Fue a la habitación de su hermano, y al abrir la puerta, descubrió que aún seguía durmiendo.
Desde la cama del hospital, Miguel observaba por su ventana el mundo que le rodeaba, un mundo que pronto dejaría, tan absurdo y tan bello.
Hacía ya tiempo que este escritor había escrito sus últimas páginas, pero aun asi, sabía que la literatura seguía viva en el hasta expirar su último aliento.
-Hoy me encargo yo de la comida, cariño.- Hoy Diego se sentía con ganas de todo.
-Eres un encanto.
Diego se enfundo su delantal, y preparó una deliciosa comida para el y para su novia.
Definitivamente, era un gran cocinero.
El hermano de Albert preparó una exquisita comida de cumpleaños, que comieron casi sin pararse a reparar en ella. Poco más tarde, Albert se quedó sólo, ya que su hermano tenía entradas para el partido de fútbol.
-¿Te has parado a leer alguna vez lo que pone en un brick de leche?
-No, ¿debería haberlo hecho?.
-Supongo que no. Pero si te fijas bien, en ningún lado pone que la leche sea procedente de la vaca, así que podríamos estar bebiendo leche de rata.
-Que asco.- dijo Julia con razón.
Miró su sombrero, había unas monedas, las contó.
-Una buena recaudación para hoy.

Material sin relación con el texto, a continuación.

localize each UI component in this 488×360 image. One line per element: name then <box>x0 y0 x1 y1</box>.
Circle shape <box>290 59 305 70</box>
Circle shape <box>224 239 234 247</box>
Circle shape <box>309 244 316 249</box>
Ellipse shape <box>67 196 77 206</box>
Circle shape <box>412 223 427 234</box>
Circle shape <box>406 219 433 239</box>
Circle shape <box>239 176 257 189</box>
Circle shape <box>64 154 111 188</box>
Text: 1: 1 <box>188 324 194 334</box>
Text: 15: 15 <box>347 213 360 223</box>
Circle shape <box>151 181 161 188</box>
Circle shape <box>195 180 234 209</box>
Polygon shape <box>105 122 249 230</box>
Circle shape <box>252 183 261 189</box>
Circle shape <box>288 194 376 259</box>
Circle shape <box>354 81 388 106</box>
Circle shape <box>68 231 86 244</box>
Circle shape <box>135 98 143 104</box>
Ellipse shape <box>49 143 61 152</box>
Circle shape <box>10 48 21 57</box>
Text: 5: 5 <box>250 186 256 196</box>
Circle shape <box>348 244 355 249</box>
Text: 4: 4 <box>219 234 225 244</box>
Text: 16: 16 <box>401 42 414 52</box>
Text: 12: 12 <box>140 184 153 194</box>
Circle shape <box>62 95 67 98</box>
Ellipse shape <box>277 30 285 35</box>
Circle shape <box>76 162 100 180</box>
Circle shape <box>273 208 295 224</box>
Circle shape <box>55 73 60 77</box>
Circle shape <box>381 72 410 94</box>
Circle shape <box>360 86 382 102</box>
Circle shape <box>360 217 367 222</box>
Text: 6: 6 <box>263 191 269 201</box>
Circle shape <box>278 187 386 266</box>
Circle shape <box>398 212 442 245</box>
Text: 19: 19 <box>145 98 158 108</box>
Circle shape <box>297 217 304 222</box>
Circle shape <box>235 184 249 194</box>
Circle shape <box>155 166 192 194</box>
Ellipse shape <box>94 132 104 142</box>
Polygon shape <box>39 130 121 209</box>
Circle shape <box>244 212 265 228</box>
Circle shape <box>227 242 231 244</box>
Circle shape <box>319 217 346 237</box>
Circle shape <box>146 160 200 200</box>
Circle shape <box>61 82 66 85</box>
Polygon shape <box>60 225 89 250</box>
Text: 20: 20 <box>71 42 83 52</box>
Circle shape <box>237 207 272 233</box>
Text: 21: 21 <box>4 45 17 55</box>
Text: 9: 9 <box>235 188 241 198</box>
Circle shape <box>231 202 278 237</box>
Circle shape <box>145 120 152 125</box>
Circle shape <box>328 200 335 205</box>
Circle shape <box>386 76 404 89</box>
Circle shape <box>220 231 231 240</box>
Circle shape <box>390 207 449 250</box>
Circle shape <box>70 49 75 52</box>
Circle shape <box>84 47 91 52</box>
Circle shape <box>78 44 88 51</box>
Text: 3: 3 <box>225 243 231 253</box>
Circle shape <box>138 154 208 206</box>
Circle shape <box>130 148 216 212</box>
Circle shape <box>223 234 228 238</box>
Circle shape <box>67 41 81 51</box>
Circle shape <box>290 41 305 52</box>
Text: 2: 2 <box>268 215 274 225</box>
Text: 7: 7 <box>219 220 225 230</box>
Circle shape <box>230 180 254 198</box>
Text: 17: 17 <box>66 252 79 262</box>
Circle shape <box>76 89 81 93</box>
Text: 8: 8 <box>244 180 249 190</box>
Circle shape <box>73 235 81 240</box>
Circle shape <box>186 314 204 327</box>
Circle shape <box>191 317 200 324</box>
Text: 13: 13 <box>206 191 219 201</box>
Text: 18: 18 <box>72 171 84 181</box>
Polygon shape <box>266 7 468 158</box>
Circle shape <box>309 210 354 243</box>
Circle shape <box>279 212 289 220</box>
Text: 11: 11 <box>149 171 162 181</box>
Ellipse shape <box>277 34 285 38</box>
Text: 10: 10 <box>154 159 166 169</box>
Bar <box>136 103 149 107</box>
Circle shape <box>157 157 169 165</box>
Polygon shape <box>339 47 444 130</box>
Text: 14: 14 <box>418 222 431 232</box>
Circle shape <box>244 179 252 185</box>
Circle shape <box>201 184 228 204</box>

Pensó.
-Me siento cada vez más enfermo, mi vida, siento que el mundo me abandona.
Sonó el teléfono, Diego corrió para cogerlo.
-¿Si?.
-¿Quién es?- Se interesó Julia.
-Es Albert, quiere venir a ver el partido con nosotros.- Respondió Diego tapando el auricular con una mano.
Julia movió el dedo airadamente mostrando su disconformidad.
Albert cogió el teléfono y marcó.
-Diego, estoy solo, ¿te importa si me voy a ver el fútbol a tu casa?.
Diego caviló un instante y finalmente dijo:
-Claro tio, vente a verlo con nosotros.
Miguel miró por la ventana una última vez, antes de cerrar sus ojos para siempre.
Eusebio salió de Alcosto cargado, algo de cenar y sobre todo, algo de beber, cuando hay muchas penas que olvidar, no hay mejor remedio que el vino.
Cuando Albert llegó a casa de Diego, se encontró a Julia, una antigua novia suya que desde hacía un tiempo estaba saliendo con Diego.
-Feliz cumpleaños. Dijo Julia.
-Cuanto tiempo hacía que no nos veíamos, Albert.
-Es cierto.- Respondió con una sonrisa.
-Opino que el Madrid debería buscar más las bandas, se estan ahogando en su propio campo.
-Tienes toda la razón.
-Déjale. Es un borracho.
-Yo no soy ningún borracho, señora.
Al acabar el partido, Albert salió de casa de Diego, satisfecho por la victoria de su equipo, miró la hora, eran las doce menos veinte, así que se apresuró para llegar al metro.
-Por fin solos.- dijo Julia
-Buenas noches cariño, estoy muy cansado, ha sido un dia agotador- Respondió Diego.
Aquella noche la pasaría Eusebio tumbado en el banco de un parque, ya que no tenía fuerzas ni para llegar hasta su acogedor soportal de juguetería.
Los trenes se habían averiado, así que Albert tuvo que esperar en los andenes del metro durante un largo periodo de tiempo. Se encendió un cigarro, sabía que estaba prohibido, pero no había nadie en el andén a quien pudiese molestar. Finalmente, al mismo tiempo que el metro frenaba para recoger a Albert, las señales horarias indicaban las doce de la noche.